The Problem Is Not the Electric Car; It’s Tesla’s Valuation
Ultimately, though, the problem is not with electric cars at all. There’s nothing wrong with electric cars. Many car companies are introducing them and that’s actually the problem for Tesla. The established manufacturers, those that have confronted production issues when Elon Musk was in diapers, will make them more efficiently. They’re just not getting the cult-like shareholders that are flocking to Elon Musk’s company. Tesla has constantly failed to ramp up production, while it still enjoys a relative monopoly in the luxury electric car market, all because of Musk’s fan boys.

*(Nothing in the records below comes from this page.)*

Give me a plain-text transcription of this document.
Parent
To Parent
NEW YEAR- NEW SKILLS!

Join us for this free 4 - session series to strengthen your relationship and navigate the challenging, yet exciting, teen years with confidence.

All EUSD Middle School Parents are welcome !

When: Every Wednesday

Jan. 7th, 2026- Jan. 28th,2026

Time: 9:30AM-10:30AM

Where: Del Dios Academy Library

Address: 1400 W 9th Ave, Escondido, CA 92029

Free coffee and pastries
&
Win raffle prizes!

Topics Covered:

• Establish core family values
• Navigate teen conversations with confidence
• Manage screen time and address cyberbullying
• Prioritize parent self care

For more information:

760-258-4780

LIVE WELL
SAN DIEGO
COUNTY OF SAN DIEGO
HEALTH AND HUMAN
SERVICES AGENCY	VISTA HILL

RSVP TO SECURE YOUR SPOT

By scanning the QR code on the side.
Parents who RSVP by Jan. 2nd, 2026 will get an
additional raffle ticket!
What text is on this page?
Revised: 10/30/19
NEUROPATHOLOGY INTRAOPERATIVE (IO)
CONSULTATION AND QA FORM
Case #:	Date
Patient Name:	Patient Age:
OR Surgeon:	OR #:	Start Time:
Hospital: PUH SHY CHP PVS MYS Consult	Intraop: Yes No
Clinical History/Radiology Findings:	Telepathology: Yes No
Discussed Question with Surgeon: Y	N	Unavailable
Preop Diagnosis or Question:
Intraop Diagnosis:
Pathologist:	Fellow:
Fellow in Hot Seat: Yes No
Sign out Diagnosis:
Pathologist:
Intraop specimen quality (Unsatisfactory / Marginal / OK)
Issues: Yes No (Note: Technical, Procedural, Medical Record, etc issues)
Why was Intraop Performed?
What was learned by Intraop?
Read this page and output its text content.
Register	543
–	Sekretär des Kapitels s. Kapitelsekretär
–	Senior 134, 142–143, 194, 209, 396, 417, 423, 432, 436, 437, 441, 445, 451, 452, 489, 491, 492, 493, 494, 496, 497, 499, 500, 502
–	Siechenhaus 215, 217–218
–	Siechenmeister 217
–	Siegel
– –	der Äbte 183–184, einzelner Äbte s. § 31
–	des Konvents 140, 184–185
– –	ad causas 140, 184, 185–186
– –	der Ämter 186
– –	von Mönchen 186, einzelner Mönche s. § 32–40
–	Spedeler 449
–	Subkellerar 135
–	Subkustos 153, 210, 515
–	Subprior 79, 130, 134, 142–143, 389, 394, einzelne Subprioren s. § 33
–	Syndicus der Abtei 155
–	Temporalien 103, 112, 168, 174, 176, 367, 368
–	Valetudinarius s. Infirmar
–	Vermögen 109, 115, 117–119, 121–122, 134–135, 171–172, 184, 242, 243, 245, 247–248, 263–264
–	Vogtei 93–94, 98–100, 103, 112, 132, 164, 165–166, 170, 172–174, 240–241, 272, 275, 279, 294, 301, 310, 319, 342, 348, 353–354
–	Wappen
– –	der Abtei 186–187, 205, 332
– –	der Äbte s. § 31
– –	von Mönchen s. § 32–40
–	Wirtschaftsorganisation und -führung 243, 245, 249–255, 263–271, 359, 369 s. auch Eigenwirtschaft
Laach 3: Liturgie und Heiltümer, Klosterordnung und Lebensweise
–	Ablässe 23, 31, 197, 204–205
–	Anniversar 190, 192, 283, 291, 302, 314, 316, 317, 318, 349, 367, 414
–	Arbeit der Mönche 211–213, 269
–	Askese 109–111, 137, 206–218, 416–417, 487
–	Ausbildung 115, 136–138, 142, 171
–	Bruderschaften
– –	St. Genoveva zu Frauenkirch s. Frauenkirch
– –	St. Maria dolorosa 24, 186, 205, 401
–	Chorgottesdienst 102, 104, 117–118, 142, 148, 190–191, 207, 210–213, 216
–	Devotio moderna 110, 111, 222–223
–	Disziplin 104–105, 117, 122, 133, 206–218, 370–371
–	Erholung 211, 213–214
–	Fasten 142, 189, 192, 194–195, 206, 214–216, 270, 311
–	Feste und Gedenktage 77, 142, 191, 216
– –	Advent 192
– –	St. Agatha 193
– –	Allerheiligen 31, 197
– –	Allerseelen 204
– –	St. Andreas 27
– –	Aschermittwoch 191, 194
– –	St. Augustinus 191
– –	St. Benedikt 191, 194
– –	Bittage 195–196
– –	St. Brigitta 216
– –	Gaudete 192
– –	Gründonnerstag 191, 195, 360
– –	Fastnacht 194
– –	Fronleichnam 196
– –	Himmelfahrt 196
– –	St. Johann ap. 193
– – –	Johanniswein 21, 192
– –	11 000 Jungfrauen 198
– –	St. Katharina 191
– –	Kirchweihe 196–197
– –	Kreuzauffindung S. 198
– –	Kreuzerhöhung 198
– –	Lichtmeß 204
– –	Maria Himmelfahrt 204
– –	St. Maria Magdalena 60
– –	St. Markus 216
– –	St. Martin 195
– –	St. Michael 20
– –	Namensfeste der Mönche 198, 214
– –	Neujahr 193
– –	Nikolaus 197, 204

Soon, Musk’s company will come up against competition from Mercedes-Benz, BMW, Lexus, Fiat Chrysler, Kia, Hyundai, General Motors—and the list goes on. What rabbit will Musk pull out of his alchemy kit to save Tesla shareholders then? He doesn’t care, he’s rich and he has plans to go to Mars. Tesla shareholders might be left picking up the bill.
The point about TSLA stock is that it’s simply too expensive. Tesla Motors certainly has earned its place in the automotive world. It makes attractive cars that many people covet and buy. Nobody is disputing that.
The problem is with its lofty shares, which trade so high they break the law—the law of gravity that is. Elon Musk is a physicist by training. He should be advising his shareholders on the story of Isaac Newton and his Philosophiae Naturalis Principia Mathematica. All that goes up, must come down. Despite, what the “Religion of Tesla” preaches, Tesla shares are hovering too close to the sun and the company’s wings could soon melt and crash.